Nas velhas instalações, na Rua dos Fanqueiros, Martino Gliozzi, de 32 anos, convenceu a sua futura equipa, explicando “onde é que se iam meter”.

“Eu dizia vamos fazer isto, mas ainda não existia nada”, recordou.

“Isto” de que Martino fala poderia resumir-se ao sonho de criar uma prestação de cuidados de saúde equitativos que olhem para o doente como um todo.

“O nosso objetivo é prestar cuidados com a maior equidade possível e equitativos, isto é, pessoas que precisam mais, devem ter acesso a melhores recursos e mais apoio”, corroborou Cristiano Figueiredo, um dos médicos de família da USF, explicando que as “pessoas mais vulneráveis acabam por ter mais consultas”.

Cristiano recordou um estudo realizado pela Universidade de Coimbra que revelou que nesta zona de Lisboa se morre mais cedo, por causa das condições de vida da população.

A população migrante, composta por mais jovens, poderá estar a mudar o fado traçado no estudo.
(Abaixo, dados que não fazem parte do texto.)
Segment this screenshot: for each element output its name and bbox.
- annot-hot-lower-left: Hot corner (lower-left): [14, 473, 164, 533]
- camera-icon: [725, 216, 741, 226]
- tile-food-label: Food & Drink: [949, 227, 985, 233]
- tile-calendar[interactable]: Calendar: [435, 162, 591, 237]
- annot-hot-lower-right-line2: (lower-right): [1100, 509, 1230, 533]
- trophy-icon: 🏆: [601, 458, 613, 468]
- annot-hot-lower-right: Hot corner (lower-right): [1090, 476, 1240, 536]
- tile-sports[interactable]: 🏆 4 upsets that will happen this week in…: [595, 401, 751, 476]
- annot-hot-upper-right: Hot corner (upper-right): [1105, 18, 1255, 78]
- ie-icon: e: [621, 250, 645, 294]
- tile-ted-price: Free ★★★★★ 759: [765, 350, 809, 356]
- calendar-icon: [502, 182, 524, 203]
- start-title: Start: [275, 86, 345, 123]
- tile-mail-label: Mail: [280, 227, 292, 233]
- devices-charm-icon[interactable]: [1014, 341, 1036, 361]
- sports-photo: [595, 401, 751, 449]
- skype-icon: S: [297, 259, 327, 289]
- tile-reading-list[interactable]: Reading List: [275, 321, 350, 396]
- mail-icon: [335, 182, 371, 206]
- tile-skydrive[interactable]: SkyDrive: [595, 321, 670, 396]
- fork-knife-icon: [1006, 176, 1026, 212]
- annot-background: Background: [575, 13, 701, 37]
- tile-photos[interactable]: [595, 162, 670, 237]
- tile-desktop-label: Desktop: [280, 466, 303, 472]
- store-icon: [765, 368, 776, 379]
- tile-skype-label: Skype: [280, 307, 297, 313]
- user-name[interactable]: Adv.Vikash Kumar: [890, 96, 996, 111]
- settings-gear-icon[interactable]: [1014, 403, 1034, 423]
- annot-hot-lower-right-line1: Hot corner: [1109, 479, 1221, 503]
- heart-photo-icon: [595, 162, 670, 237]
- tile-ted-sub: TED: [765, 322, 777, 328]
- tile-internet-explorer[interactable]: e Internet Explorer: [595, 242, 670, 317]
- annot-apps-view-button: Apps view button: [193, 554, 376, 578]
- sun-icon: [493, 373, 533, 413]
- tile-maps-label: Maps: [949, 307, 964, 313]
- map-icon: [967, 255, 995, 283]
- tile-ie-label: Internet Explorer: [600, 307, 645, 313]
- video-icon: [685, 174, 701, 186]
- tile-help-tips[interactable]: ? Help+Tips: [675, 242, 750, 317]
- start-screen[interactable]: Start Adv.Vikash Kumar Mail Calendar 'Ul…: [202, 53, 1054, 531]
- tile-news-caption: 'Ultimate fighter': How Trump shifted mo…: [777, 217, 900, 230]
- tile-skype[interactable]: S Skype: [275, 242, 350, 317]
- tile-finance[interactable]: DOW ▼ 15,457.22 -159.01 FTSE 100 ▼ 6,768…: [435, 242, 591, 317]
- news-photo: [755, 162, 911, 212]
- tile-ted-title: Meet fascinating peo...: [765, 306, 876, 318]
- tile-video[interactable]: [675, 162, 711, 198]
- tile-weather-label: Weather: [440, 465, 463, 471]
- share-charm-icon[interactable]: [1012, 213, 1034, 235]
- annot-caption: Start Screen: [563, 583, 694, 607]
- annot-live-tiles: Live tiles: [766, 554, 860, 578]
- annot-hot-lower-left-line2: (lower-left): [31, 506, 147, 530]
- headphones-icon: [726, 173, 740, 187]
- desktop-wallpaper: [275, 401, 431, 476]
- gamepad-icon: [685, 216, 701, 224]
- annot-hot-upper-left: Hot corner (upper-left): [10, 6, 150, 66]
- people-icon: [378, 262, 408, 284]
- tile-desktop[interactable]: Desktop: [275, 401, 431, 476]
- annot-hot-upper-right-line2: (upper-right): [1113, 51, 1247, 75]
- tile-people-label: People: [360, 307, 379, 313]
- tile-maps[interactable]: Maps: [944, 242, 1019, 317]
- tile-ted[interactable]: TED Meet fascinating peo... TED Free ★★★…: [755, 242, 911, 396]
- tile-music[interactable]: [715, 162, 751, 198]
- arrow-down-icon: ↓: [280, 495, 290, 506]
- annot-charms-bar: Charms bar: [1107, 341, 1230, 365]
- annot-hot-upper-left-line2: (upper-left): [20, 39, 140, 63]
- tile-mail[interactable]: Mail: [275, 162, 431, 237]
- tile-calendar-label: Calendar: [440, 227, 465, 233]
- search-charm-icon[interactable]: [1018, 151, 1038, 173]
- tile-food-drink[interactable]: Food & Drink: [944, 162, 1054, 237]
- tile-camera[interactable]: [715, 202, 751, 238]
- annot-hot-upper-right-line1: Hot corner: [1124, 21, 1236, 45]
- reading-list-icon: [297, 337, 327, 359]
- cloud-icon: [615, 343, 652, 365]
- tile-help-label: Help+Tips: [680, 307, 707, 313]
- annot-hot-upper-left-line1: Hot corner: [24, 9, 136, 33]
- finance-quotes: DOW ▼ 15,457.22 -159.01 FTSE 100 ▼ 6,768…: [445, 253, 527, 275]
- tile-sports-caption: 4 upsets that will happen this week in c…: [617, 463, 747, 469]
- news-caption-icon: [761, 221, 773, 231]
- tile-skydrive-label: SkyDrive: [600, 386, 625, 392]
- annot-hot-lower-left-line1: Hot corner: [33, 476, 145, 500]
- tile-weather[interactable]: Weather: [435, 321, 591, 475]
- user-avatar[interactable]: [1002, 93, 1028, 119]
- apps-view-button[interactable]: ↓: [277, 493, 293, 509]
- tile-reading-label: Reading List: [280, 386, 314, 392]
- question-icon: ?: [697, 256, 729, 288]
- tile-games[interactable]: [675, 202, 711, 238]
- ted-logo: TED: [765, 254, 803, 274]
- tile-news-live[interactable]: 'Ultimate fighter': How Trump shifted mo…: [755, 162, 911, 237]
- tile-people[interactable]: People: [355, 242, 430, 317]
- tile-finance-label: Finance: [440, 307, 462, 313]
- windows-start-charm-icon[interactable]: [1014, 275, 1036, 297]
Mas os mais velhos continuam a ser uma presença assídua na USF, como é o caso de Justina Rosa, que todos tratam por “Rosinha de Braga”.

Aos 77 anos, a diabetes obriga-a a ir todos os dias à USF para tomar insulina. “Quando venho aqui é uma festa”, contou à Lusa, encontrando entre as funcionárias e equipa médica “muitos amigos”. A paciente do Dr. Filipe gosta de cantar o fado e faz da USF o seu palco.